Rationale: Stress is a well-recognized seizure precipitant in individuals with epilepsy. Individuals with Dravet Syndrome (DS) exhibit a high prevalence of neuropsychiatric comorbidities and respond differently to stress compared to other childhood epilepsies. In our previous work, we observed that Scn1a⁺/⁻ (DS) mice exhibit altered baseline synaptic transmission in the bed nucleus of the stria terminalis (BNST) neurons. The BNST is a critical region for processing stress signals and modulating the hypothalamic-pituitary-adrenal axis, which regulates corticosterone (CORT) levels in rodents.

Our goal was to investigate how stress impacts DS mice. To do this, we determined how chronic restraint stress (CRS) alters body weight, serum CORT levels, and synaptic transmission in the BNST of DS mice compared to wild-type (WT) littermates. We hypothesize that prolonged CORT exposure will exacerbate the existing circuit dysregulation in DS mice, leading to maladaptive physiological and synaptic adaptations. We further investigate these changes in corticotropin-releasing-factor (CRF⁺) BNST neurons, given their role in stress responses.

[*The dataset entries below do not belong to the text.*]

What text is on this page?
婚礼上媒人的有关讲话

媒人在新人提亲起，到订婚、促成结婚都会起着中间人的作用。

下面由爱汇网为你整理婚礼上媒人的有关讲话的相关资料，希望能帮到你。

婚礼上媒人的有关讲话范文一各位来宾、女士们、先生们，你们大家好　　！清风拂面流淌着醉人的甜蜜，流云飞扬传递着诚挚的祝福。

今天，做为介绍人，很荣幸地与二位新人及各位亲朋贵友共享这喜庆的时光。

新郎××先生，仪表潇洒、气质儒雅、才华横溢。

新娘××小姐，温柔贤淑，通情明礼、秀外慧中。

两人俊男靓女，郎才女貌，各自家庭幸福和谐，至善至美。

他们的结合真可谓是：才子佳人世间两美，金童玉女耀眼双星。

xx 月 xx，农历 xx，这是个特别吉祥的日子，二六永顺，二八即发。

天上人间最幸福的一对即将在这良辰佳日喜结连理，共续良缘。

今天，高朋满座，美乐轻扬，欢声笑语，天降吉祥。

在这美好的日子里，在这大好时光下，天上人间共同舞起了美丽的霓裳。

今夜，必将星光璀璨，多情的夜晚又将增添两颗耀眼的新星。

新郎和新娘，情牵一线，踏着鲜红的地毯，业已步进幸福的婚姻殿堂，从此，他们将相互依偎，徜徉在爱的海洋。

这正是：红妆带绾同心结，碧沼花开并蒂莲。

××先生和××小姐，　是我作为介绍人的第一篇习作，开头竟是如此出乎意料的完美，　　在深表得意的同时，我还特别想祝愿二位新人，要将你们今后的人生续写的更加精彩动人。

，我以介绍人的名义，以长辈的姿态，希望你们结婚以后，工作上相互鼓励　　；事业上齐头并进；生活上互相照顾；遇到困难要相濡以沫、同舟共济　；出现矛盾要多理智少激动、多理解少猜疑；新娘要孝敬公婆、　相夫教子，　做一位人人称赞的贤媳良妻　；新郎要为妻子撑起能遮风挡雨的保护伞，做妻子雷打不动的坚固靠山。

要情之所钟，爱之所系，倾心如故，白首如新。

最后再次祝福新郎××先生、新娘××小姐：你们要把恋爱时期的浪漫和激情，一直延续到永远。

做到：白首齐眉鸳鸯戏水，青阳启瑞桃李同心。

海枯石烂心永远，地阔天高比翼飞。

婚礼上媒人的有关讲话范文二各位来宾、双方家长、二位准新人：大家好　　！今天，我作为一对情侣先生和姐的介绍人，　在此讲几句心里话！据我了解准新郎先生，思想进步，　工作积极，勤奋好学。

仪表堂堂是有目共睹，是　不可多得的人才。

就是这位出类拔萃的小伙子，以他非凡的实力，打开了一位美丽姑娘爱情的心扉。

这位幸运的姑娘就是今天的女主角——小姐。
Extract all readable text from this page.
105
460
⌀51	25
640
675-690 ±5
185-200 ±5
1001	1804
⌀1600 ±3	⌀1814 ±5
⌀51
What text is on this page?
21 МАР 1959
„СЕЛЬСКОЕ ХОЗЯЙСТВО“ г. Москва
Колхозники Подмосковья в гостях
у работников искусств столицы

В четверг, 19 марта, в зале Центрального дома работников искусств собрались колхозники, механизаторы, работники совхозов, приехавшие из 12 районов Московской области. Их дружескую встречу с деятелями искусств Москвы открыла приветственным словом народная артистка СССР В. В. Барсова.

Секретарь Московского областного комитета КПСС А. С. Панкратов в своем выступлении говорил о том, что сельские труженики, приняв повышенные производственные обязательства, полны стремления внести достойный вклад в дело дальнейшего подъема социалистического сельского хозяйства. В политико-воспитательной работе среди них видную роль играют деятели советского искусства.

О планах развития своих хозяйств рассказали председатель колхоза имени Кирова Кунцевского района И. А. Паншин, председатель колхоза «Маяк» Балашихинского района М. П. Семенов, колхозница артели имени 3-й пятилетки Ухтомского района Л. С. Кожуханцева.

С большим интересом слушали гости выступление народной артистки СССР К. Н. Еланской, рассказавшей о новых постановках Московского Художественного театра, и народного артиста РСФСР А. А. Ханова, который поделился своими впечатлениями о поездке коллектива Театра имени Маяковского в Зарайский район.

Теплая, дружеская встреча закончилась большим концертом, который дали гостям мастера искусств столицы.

Methods: Male and female Scn1a⁺/⁻ (DS; n=19) and WT (n=13) littermates (P18–P26) were assigned to either no handling (control) or 2 h/day restraint for 8 days. Body weight was recorded daily, and tail-snip blood was collected on day 1 and day 8 to measure serum CORT levels. On day 9, coronal slices containing the anterior BNST were prepared for whole-cell voltage-clamp recordings. We recorded spontaneous excitatory postsynaptic currents (sEPSCs) at –65 mV and inhibitory postsynaptic currents (sIPSCs) at +10 mV. Data were analyzed by two-way ANOVA.

Results: Under control conditions, DS mice weighed less than WT mice (genotype effect: F(1,7)=11.0,p=0.01). CRS reduced weight in WT mice (treatment effect: F(1,16)=6.46,p=0.02), but not in DS mice. CRS significantly elevated CORT levels in both genotypes (treatment effect: F(2,37)=12.3,p< 0.0001).